In Labadie, “We’re being preventative,” says Helen O’Connell, Royal Caribbean’s community relations manager.
The latest project in a 12-year partnership between RCL and the Pan American Development Foundation (PADF) began last fall and is now providing access to clean water and better sanitation for the 7,000 inhabitants of Labadie Village.
The process began with a census to determine how many people might rely on the new facilities, and with the formation of a local committee to bolster planning and manage operations.
Once specific needs were determined, and using $300,000 from RCL for the project, a PADF engineer led locally hired workers in an effort that included:
- Building an enclosure for the spring to deter activities that pollute the source of the village drinking water. A solar-powered pump was installed inside the enclosure to feed water to an existing upstream holding tank.
- The addition of community toilets, showers and dozens of laundry stations.
- Installing a three-chambered septic tank for waste treatment.
- Refurbishing a drinking water kiosk where one gourd – the local equivalent of about a penny – will buy enough clean water to fill a five-gallon container.
- Providing and planting several thousand trees to mitigate extensive erosion and damage to the aquifer uphill from the village. Fruit trees – banana and Haitian mango – were used to discourage cutting them down for firewood, a big contributor to catastrophic deforestation that has left most of the once-verdant landscape denuded.

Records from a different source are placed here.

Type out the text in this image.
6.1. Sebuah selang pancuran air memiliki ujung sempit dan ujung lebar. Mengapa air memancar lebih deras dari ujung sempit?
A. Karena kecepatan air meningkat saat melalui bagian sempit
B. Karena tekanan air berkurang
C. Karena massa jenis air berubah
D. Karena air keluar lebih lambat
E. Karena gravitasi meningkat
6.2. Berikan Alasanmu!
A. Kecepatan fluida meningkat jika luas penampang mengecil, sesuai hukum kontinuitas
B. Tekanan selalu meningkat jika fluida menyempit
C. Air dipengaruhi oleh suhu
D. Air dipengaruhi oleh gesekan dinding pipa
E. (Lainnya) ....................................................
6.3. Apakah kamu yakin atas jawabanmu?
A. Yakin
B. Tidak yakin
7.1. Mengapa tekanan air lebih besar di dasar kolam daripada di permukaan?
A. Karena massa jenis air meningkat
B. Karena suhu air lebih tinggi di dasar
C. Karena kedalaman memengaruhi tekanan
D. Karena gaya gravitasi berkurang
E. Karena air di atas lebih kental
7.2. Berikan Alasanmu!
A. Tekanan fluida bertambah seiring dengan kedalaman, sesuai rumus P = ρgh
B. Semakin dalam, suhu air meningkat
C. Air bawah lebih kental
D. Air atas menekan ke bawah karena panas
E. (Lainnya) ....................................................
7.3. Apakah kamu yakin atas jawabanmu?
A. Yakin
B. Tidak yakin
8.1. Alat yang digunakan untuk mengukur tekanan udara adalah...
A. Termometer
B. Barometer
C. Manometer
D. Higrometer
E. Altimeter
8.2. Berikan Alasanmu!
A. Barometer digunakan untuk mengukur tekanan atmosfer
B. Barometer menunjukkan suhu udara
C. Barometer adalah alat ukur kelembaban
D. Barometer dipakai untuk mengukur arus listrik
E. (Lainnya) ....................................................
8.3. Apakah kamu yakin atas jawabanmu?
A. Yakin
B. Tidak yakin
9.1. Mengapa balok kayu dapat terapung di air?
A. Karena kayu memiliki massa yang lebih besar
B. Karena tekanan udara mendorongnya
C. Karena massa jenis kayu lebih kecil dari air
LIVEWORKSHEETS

As PADF conducted a local educational campaign to stress the importance of water safety and sanitation, Labadie villagers began to adopt the new facilities as a de facto social center.
“People come around, hang around, and we’ve really seen that since we started construction,” O’Connell says. “We sort of created almost a little community hub.
“Everyone has been very involved and really feels like it’s theirs. And we’re hoping for generations that they will protect it and have it. It’s not Royal Caribbean’s water.”